There are at least 109 mountains with elevations greater than 7,200 metres (23,622 ft) above sea level. All of these mountains are located in southern and central Asia. Only those summits are included that, by an objective measure, may be considered individual mountains as opposed to subsidiary peaks.
Denali, Mount Kilimanjaro and Nanga Parbat are possible candidates for the tallest mountain on land by this measure. The bases of mountain islands are below sea level, and given this consideration Mauna Kea (4,207 m (13,802 ft) above sea level) is the world's tallest mountain and volcano, rising about 10,203 m (33,474 ft) from the Pacific Ocean floor. Ojos del Salado has the greatest rise on Earth—13,420 m (44,029 ft) from the summit to the bottom of the Atacama Trench about 560 km (350 mi) away, though most of this rise is not part of the mountain.

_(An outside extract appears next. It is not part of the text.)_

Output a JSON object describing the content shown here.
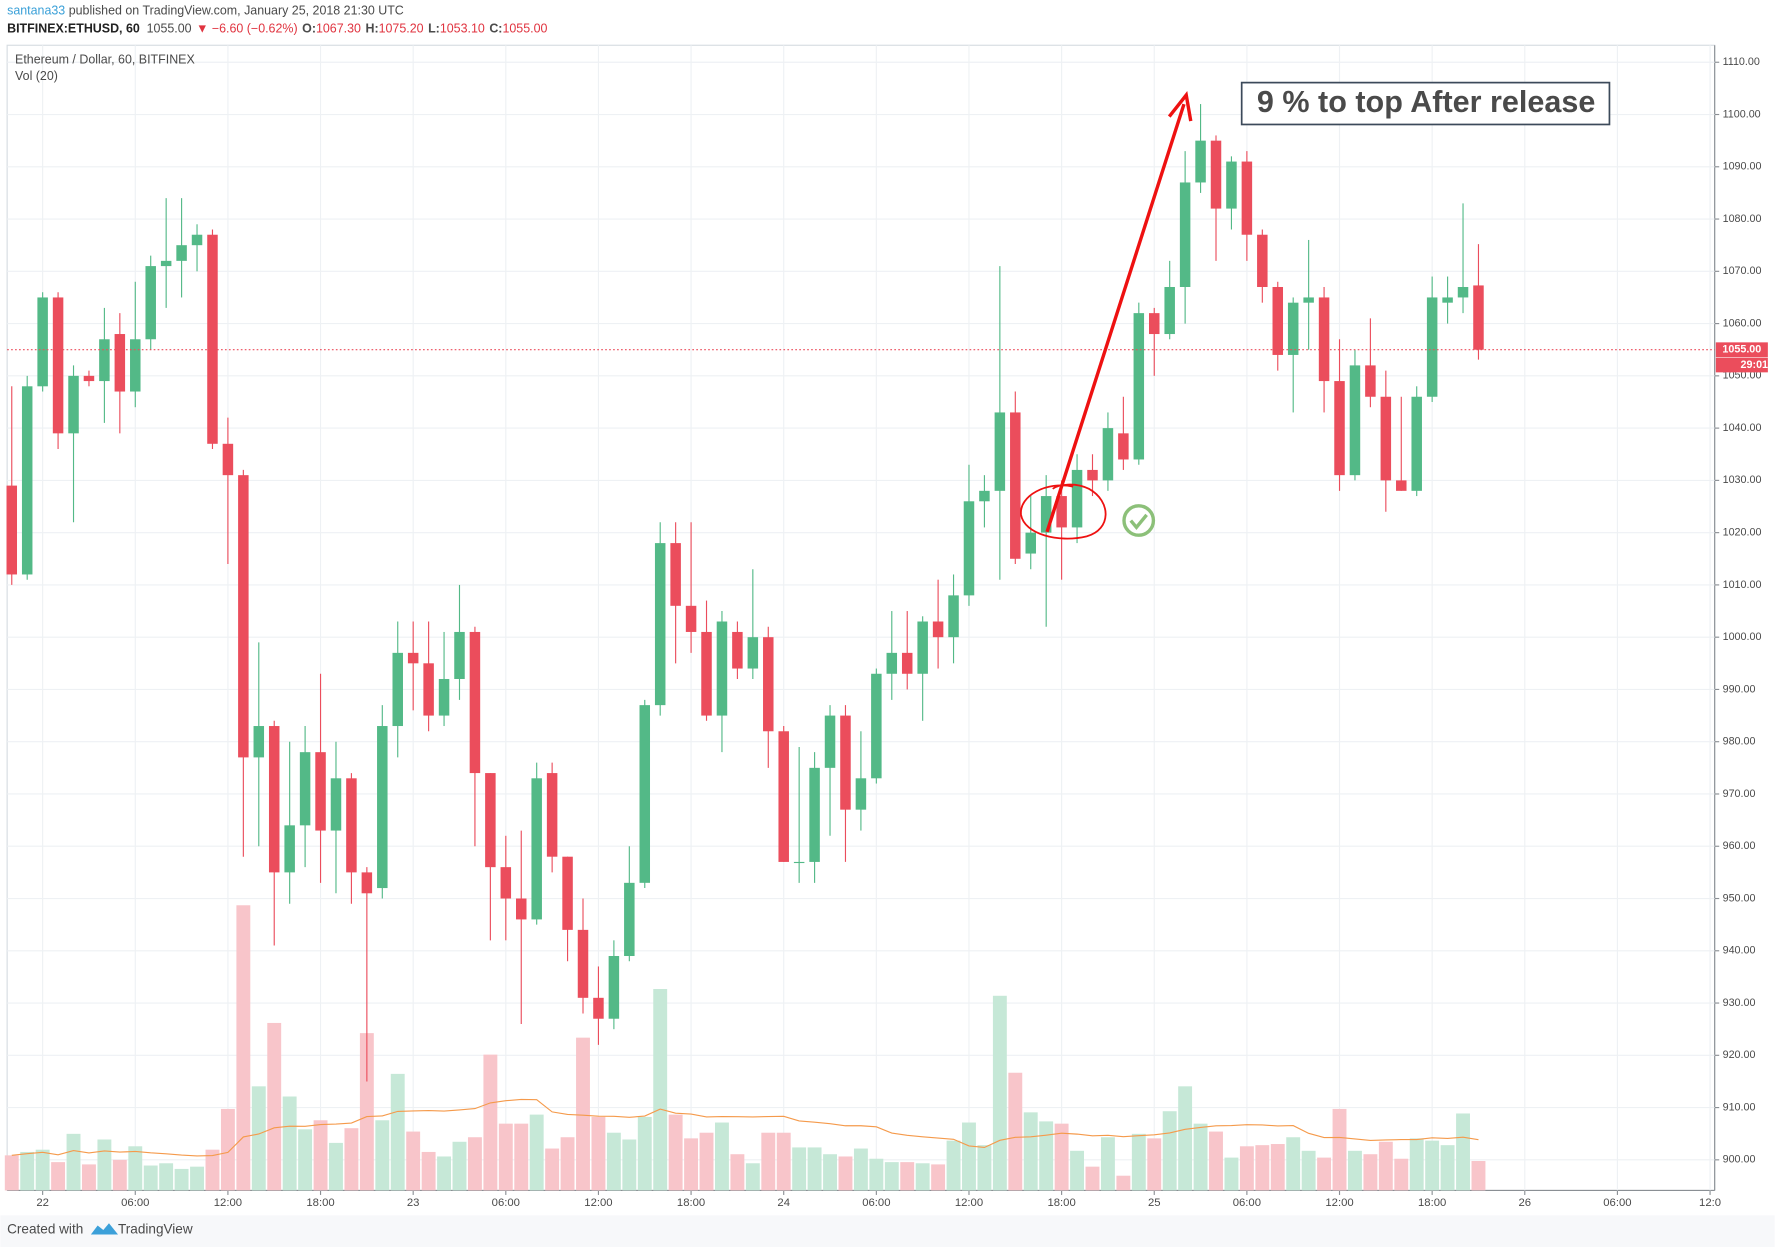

The highest mountains are also not generally the most voluminous. Mauna Loa (4,169 m or 13,678 ft) is the largest mountain on Earth in terms of base area (about 2,000 sq mi or 5,200 km2) and volume (about 10,000 cu mi or 42,000 km3), although, due to the intergrade of lava from Kilauea, Hualalai and Mauna Kea, the volume can only be estimated based on surface area and height of the edifice. Mt. Kilimanjaro is the largest non-shield volcano in terms of both base area (245 sq mi or 635 km2) and volume (1,150 cu mi or 4,793 km3). Mount Logan is the largest non-volcanic mountain in base area (120 sq mi or 311 km2).
The highest mountains above sea level are also not those with peaks farthest from the centre of the Earth, because the figure of the Earth is not spherical. Sea level closer to the equator is several kilometres farther from the centre of the Earth. The summit of Chimborazo, Ecuador's tallest mountain, is usually considered to be the farthest point from the Earth's centre, although the southern summit of Peru's tallest mountain, Huascarán, is another contender. Both have elevations above sea level more than 2 km less than that of Everest.